Ultimately, the court concludes that Casserly’s conviction was unsafe, not because his prosecution was unlawful but because the instructions given to the jury “fell materially short of what was required” in order to “safeguard the appellant’s right to free speech”.
Having made this point, the ruling proceeds to reel off a remarkable list of what can only be described as “guidelines” regarding how the jury in Casserly’s case should have been directed in order to safeguard his right of free speech.
Specifically, the jury should have been directed that: (a) “the law protects freedom of speech because it is part of living in a free and democratic society”; (b) whether communication is so grossly offensive that it amounts to a criminal offence and loses the protection of freedom of speech depends not on the hurt feelings of the complainant, but on the communication’s “content, the context in which it was sent, and the purpose(s) of the sender”; (c) “holding politicians to account is an important part of a democratic society”; (d) “when people are expressing themselves in a political context the law expects those who receive the communications to have a thicker skin than those who are ordinary citizens”; (e) “the use of strong language, even that which is offensive, shocking or extremely rude, may not be enough to amount to the offence charged”; and (e) it is not enough for the prosecution simply to prove that the defendant’s political communication had the effect of causing a recipient distress or anxiety, because the jury must also be sure that at least part of the defendant’s objective(s) in sending that communication was to cause distress or anxiety.
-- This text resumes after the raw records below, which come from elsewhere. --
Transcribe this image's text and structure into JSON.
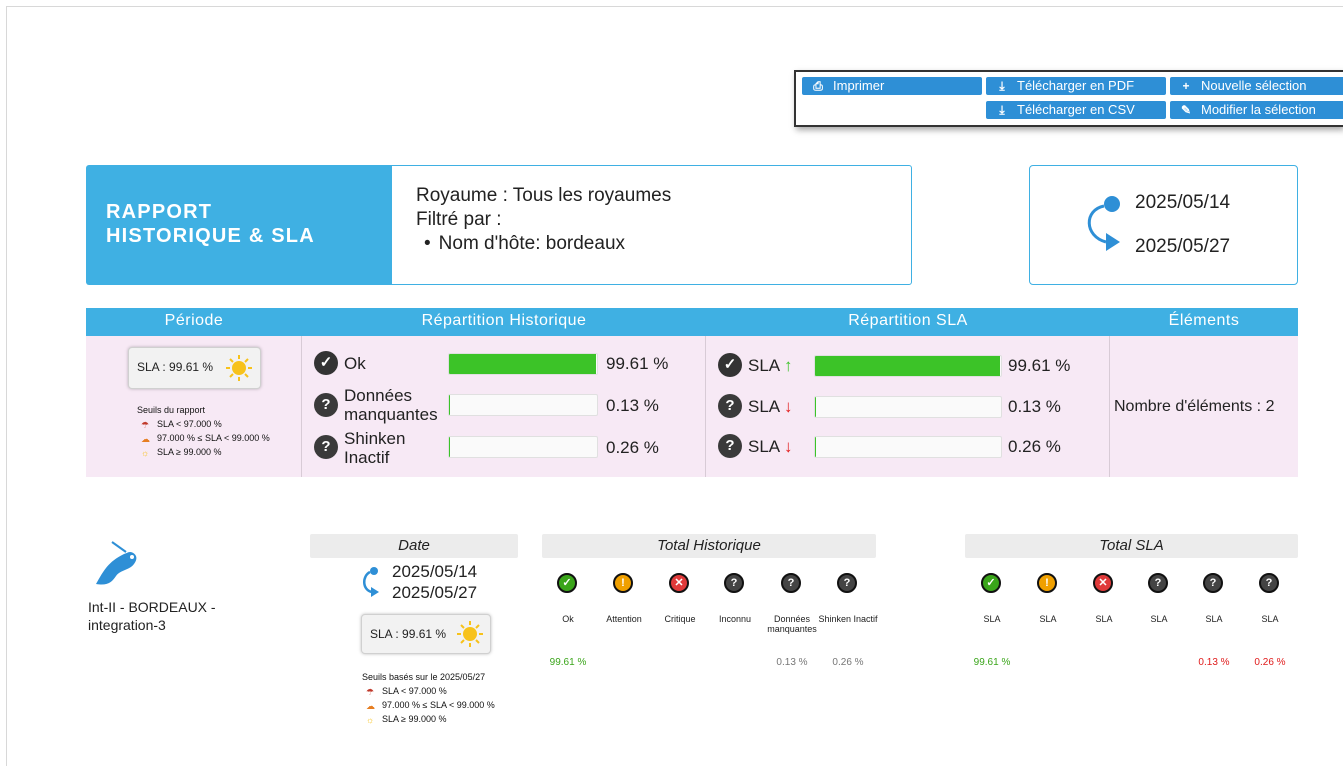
{
  "toolbar": {
    "print": "Imprimer",
    "pdf": "Télécharger en PDF",
    "new_selection": "Nouvelle sélection",
    "csv": "Télécharger en CSV",
    "modify_selection": "Modifier la sélection"
  },
  "report": {
    "title_line1": "RAPPORT",
    "title_line2": "HISTORIQUE & SLA",
    "realm": "Royaume : Tous les royaumes",
    "filtered_by": "Filtré par :",
    "filter_item": "Nom d'hôte: bordeaux",
    "date_start": "2025/05/14",
    "date_end": "2025/05/27"
  },
  "summary": {
    "headers": {
      "period": "Période",
      "hist": "Répartition Historique",
      "sla": "Répartition SLA",
      "elements": "Éléments"
    },
    "sla_value": "SLA : 99.61 %",
    "thresholds_title": "Seuils du rapport",
    "thresholds": [
      "SLA < 97.000 %",
      "97.000 % ≤ SLA < 99.000 %",
      "SLA ≥ 99.000 %"
    ],
    "hist_rows": [
      {
        "label": "Ok",
        "pct": "99.61 %",
        "fill": 0.9961
      },
      {
        "label": "Données manquantes",
        "pct": "0.13 %",
        "fill": 0.0013
      },
      {
        "label": "Shinken Inactif",
        "pct": "0.26 %",
        "fill": 0.0026
      }
    ],
    "sla_rows": [
      {
        "label": "SLA",
        "pct": "99.61 %",
        "fill": 0.9961
      },
      {
        "label": "SLA",
        "pct": "0.13 %",
        "fill": 0.0013
      },
      {
        "label": "SLA",
        "pct": "0.26 %",
        "fill": 0.0026
      }
    ],
    "element_count": "Nombre d'éléments : 2"
  },
  "element": {
    "name_line1": "Int-II - BORDEAUX -",
    "name_line2": "integration-3",
    "date_header": "Date",
    "date_start": "2025/05/14",
    "date_end": "2025/05/27",
    "sla_value": "SLA : 99.61 %",
    "thresholds_title": "Seuils basés sur le 2025/05/27",
    "thresholds": [
      "SLA < 97.000 %",
      "97.000 % ≤ SLA < 99.000 %",
      "SLA ≥ 99.000 %"
    ],
    "total_hist_header": "Total Historique",
    "total_sla_header": "Total SLA",
    "hist_cols": [
      {
        "label": "Ok",
        "value": "99.61 %"
      },
      {
        "label": "Attention",
        "value": ""
      },
      {
        "label": "Critique",
        "value": ""
      },
      {
        "label": "Inconnu",
        "value": ""
      },
      {
        "label": "Données manquantes",
        "value": "0.13 %"
      },
      {
        "label": "Shinken Inactif",
        "value": "0.26 %"
      }
    ],
    "sla_cols": [
      {
        "label": "SLA",
        "value": "99.61 %"
      },
      {
        "label": "SLA",
        "value": ""
      },
      {
        "label": "SLA",
        "value": ""
      },
      {
        "label": "SLA",
        "value": ""
      },
      {
        "label": "SLA",
        "value": "0.13 %"
      },
      {
        "label": "SLA",
        "value": "0.26 %"
      }
    ]
  },
  "colors": {
    "accent": "#3fb0e3",
    "button": "#2e8fd6",
    "ok_green": "#3cc328",
    "row_bg": "#f7e9f5",
    "error_red": "#e01b1b"
  }
}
That this list can be described as “remarkable” is because it pushes back against the recent trend — common among woke activists who have read but in significant ways misunderstood Judith Butler’s work on the political performativity of language — for treating words and phrases as if they carry an innate threat, effortlessly “wounding” their recipients irrespective of the context in which they are uttered.
It’s true that in the recent employment tribunal case of Mr C Borg-Neal v Lloyds Banking Group plc the panel sought to check the slow creep of this paranoiac approach to language in our institutions — as per its ruling, although any given word will have an accepted dictionary definition, HR departments wishing to ascribe certain meanings to allegedly ‘offensive’ utterances must first consider a host of other, contextually relevant factors, including the speaker’s objectives, intentions, tone, style of delivery, and the specifics of the setting.
But of course the Employment Tribunal is “just” a first-tier court, and does not — indeed, cannot — set legal precedents for the future. What’s so significant about R v Thomas Casserly is that the hearing took place at the Court of Appeal; that is, the highest court within the Senior Courts of England and Wales. As such, this ruling will undoubtedly provide defendants in subsequent cases — the Casserlys of tomorrow — with a recent authority to rely on for the proposition that juries must be directed to consider the effect(s) of an allegedly “grossly offensive” form of political speech not in isolation, but as part of the wider context of life as it is lived within a pluralist, rambunctious, rowdy, tumultuous, liberal democracy.